1 Introduction

This dataset contains multiple experiments.

2 Annotations

pa14_gff <- load_gff_annotations("reference/paeruginosa_pa14.gff", id_col="gene_id")
## Trying attempt: rtracklayer::import.gff3(gff, sequenceRegionsAsSeqinfo = TRUE)
## Had a successful gff import with rtracklayer::import.gff3(gff, sequenceRegionsAsSeqinfo = TRUE)
## Returning a df with 16 columns and 11946 rows.
rownames(pa14_gff) <- pa14_gff[["gene_id"]]
## The Alias column has PA14_00010

pa14_microbes <- as.data.frame(load_microbesonline_annotations("PA14"))
## Found 1 entry.
## Pseudomonas aeruginosa UCBPP-PA14Proteobacteria2006-11-22yes105972208963
## The species being downloaded is: Pseudomonas aeruginosa UCBPP-PA14
## Downloading: http://www.microbesonline.org/cgi-bin/genomeInfo.cgi?tId=208963;export=tab
## The sysName column has PA14_0010

pa14_annot <- merge(pa14_gff, pa14_microbes, by.x="Alias", by.y="sysName")
rownames(pa14_annot) <- pa14_annot[["gene_id"]]

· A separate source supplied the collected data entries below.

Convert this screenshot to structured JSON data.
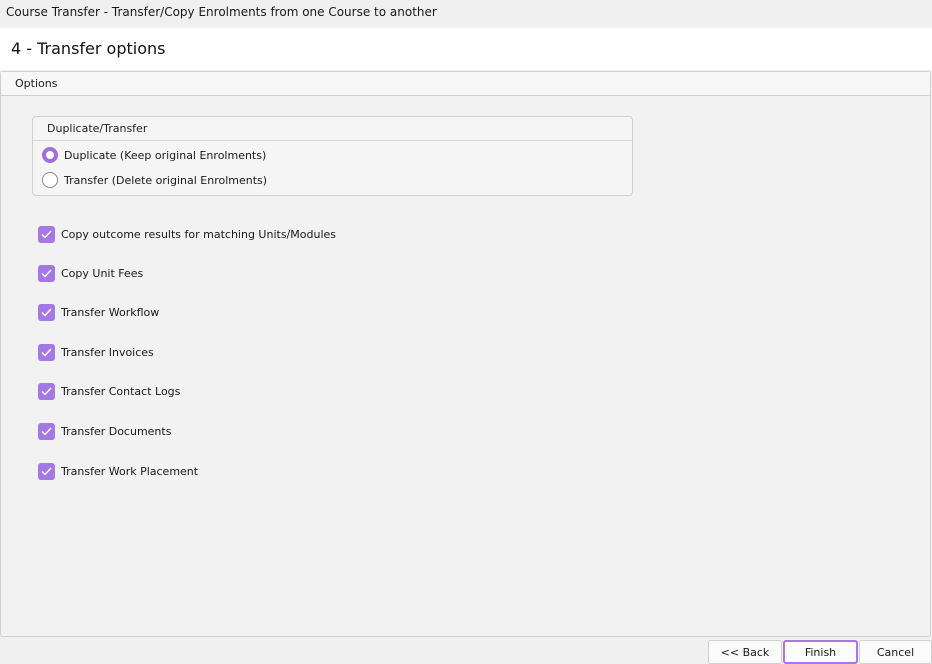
{
  "window": {
    "title": "Course Transfer  - Transfer/Copy Enrolments from one Course to another"
  },
  "header": {
    "step_title": "4 - Transfer options"
  },
  "options_tab": {
    "label": "Options"
  },
  "duplicate_transfer": {
    "group_label": "Duplicate/Transfer",
    "options": [
      {
        "label": "Duplicate (Keep original Enrolments)",
        "selected": true
      },
      {
        "label": "Transfer (Delete original Enrolments)",
        "selected": false
      }
    ]
  },
  "checkboxes": [
    {
      "label": "Copy outcome results for matching Units/Modules",
      "checked": true
    },
    {
      "label": "Copy Unit Fees",
      "checked": true
    },
    {
      "label": "Transfer Workflow",
      "checked": true
    },
    {
      "label": "Transfer Invoices",
      "checked": true
    },
    {
      "label": "Transfer Contact Logs",
      "checked": true
    },
    {
      "label": "Transfer Documents",
      "checked": true
    },
    {
      "label": "Transfer Work Placement",
      "checked": true
    }
  ],
  "footer": {
    "back_label": "<< Back",
    "finish_label": "Finish",
    "cancel_label": "Cancel"
  },
  "colors": {
    "accent": "#a479e6",
    "radio_accent": "#a06ee0"
  }
}
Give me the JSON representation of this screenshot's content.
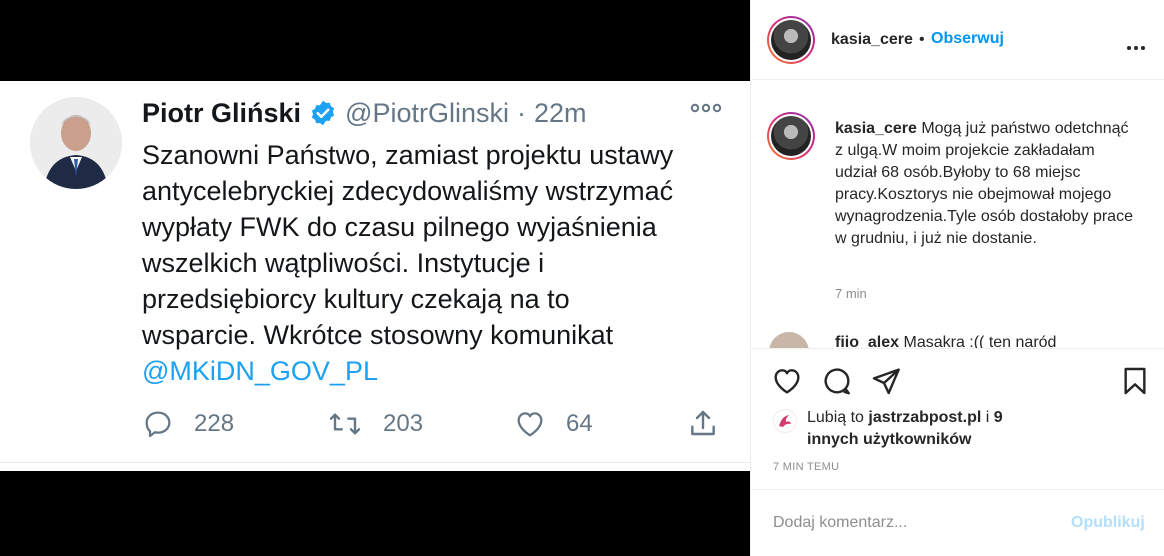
{
  "tweet": {
    "name": "Piotr Gliński",
    "handle": "@PiotrGlinski",
    "dot": "·",
    "time": "22m",
    "lines": [
      "Szanowni Państwo, zamiast projektu ustawy",
      "antycelebryckiej zdecydowaliśmy wstrzymać",
      "wypłaty FWK do czasu pilnego wyjaśnienia",
      "wszelkich wątpliwości. Instytucje i",
      "przedsiębiorcy kultury czekają na to",
      "wsparcie. Wkrótce stosowny komunikat"
    ],
    "mention": "@MKiDN_GOV_PL",
    "replies": "228",
    "retweets": "203",
    "likes": "64",
    "link_color": "#1da1f2"
  },
  "header": {
    "username": "kasia_cere",
    "dot": "•",
    "follow_label": "Obserwuj"
  },
  "caption": {
    "username": "kasia_cere",
    "text": "Mogą już państwo odetchnąć z ulgą.W moim projekcie zakładałam udział 68 osób.Byłoby to 68 miejsc pracy.Kosztorys nie obejmował mojego wynagrodzenia.Tyle osób dostałoby prace w grudniu, i już nie dostanie.",
    "time": "7 min"
  },
  "comment2": {
    "username": "fiio_alex",
    "text": "Masakra :(( ten naród"
  },
  "likes": {
    "prefix": "Lubią to",
    "liker": "jastrzabpost.pl",
    "conj": "i",
    "others": "9 innych użytkowników"
  },
  "post_time": "7 MIN TEMU",
  "add_comment": {
    "placeholder": "Dodaj komentarz...",
    "publish_label": "Opublikuj"
  },
  "colors": {
    "accent": "#0095f6",
    "text": "#262626",
    "muted": "#8e8e8e"
  }
}
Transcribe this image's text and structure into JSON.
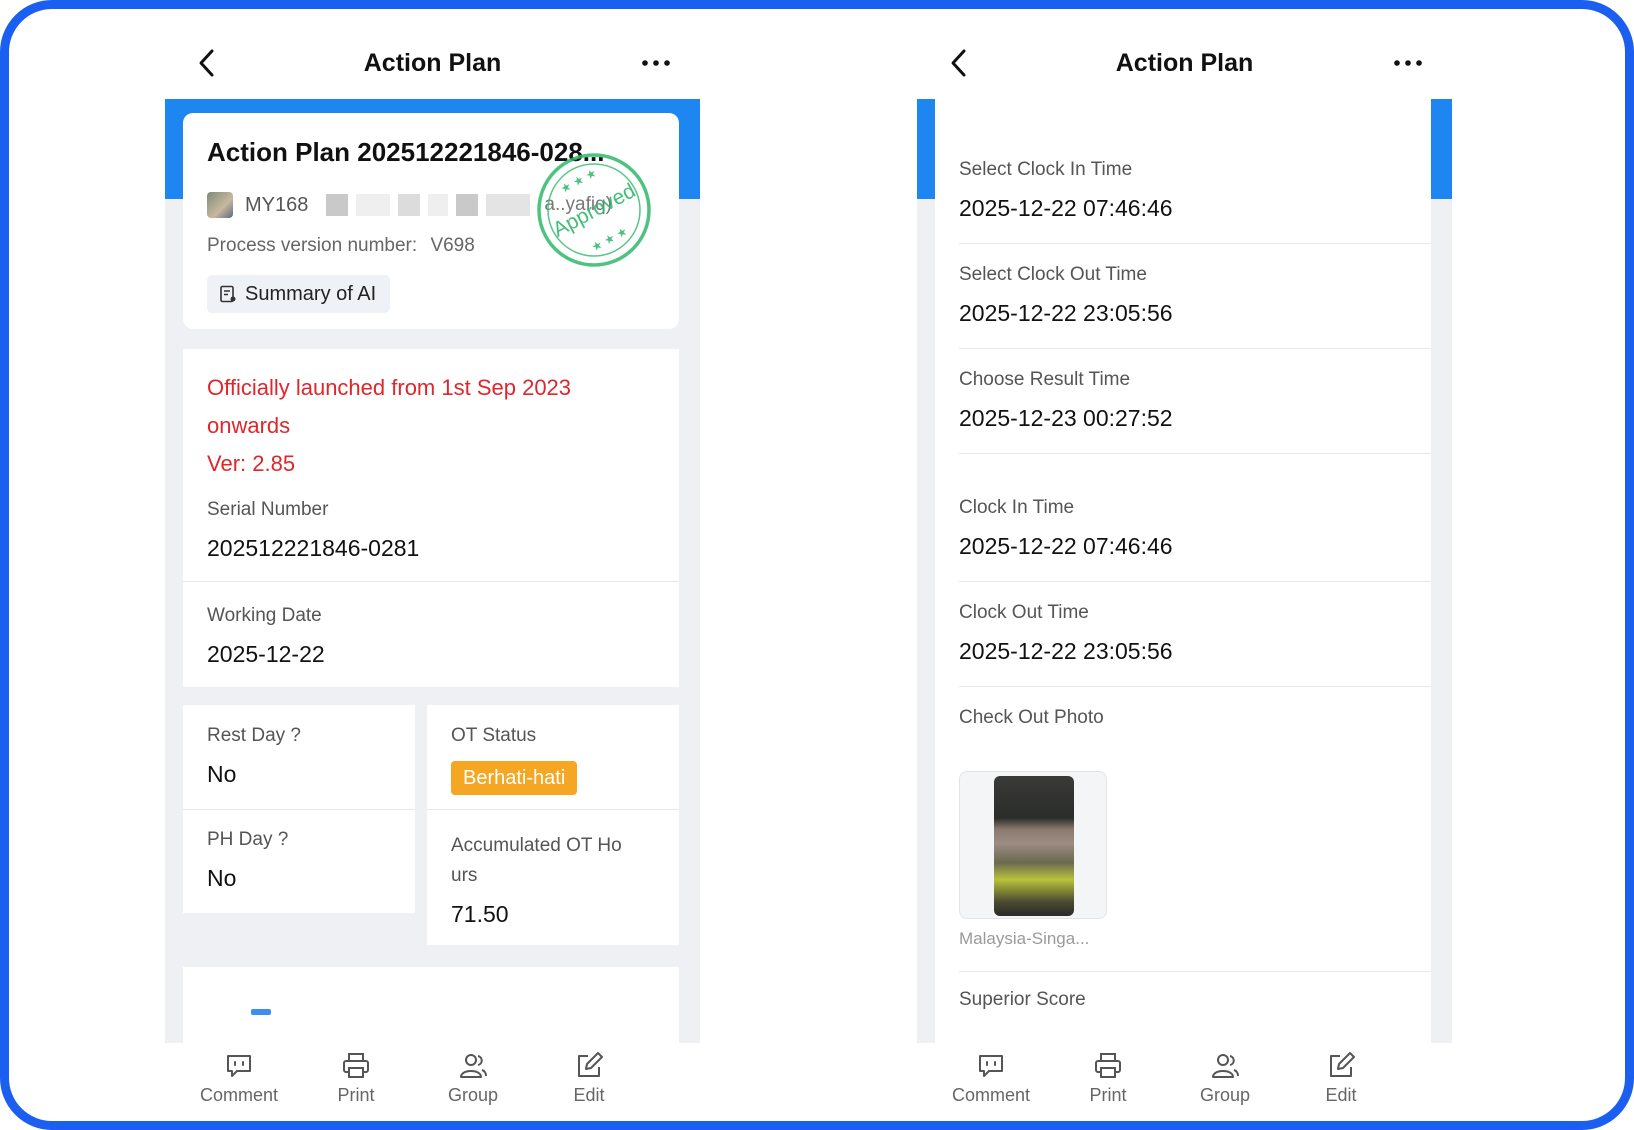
{
  "left": {
    "title": "Action Plan",
    "header": {
      "plan_title": "Action Plan 202512221846-028...",
      "user_code": "MY168",
      "user_tail": "a..yafiq)",
      "version_label": "Process version number:",
      "version_value": "V698",
      "ai_summary_label": "Summary of AI",
      "stamp_text": "Approved"
    },
    "notice": {
      "line1": "Officially launched from 1st Sep 2023",
      "line2": "onwards",
      "line3": "Ver: 2.85"
    },
    "serial": {
      "label": "Serial Number",
      "value": "202512221846-0281"
    },
    "working_date": {
      "label": "Working Date",
      "value": "2025-12-22"
    },
    "rest_day": {
      "label": "Rest Day ?",
      "value": "No"
    },
    "ph_day": {
      "label": "PH Day ?",
      "value": "No"
    },
    "ot_status": {
      "label": "OT Status",
      "value": "Berhati-hati"
    },
    "accumulated_ot": {
      "label_line1": "Accumulated OT Ho",
      "label_line2": "urs",
      "value": "71.50"
    }
  },
  "right": {
    "title": "Action Plan",
    "fields": [
      {
        "label": "Select Clock In Time",
        "value": "2025-12-22 07:46:46"
      },
      {
        "label": "Select Clock Out Time",
        "value": "2025-12-22 23:05:56"
      },
      {
        "label": "Choose Result Time",
        "value": "2025-12-23 00:27:52"
      },
      {
        "label": "Clock In Time",
        "value": "2025-12-22 07:46:46"
      },
      {
        "label": "Clock Out Time",
        "value": "2025-12-22 23:05:56"
      }
    ],
    "photo_label": "Check Out Photo",
    "photo_caption": "Malaysia-Singa...",
    "partial_label": "Superior Score"
  },
  "toolbar": {
    "comment": "Comment",
    "print": "Print",
    "group": "Group",
    "edit": "Edit"
  },
  "colors": {
    "frame": "#1a5ff0",
    "accent_blue": "#1e86f0",
    "notice_red": "#e0262a",
    "tag_orange": "#f5a623",
    "stamp_green": "#2fb86a"
  }
}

pa14_go <- load_microbesonline_go(species="PA14")
## Found 1 entry.
## Pseudomonas aeruginosa UCBPP-PA14Proteobacteria2006-11-22yes105972208963
## The species being downloaded is: Pseudomonas aeruginosa UCBPP-PA14 and is being downloaded as 208963.tab.

3 Make the expressionset

Given the above annotations, now lets pull in the counts.

I am switching to the sheet all_samples_modified_gcd.xlsx for the moment because I added a space in the strain name for the gcd sampl

pa14_expt <- create_expt("sample_sheets/all_samples_modified_gcd.xlsx",
                         gene_info=pa14_annot, file_column="hisatcounttable")
## Reading the sample metadata.
## Did not find the condition column in the sample sheet.
## Filling it in as undefined.
## Did not find the batch column in the sample sheet.
## Filling it in as undefined.
## The sample definitions comprises: 105 rows(samples) and 31 columns(metadata fields).
## Matched 5972 annotations and counts.
## Bringing together the count matrix and gene information.
## Some annotations were lost in merging, setting them to 'undefined'.
## Saving the expressionset to 'expt.rda'.
## The final expressionset has 5979 rows and 105 columns.

4 Quick global look at the data

While we are at it, lets drop the two sad samples.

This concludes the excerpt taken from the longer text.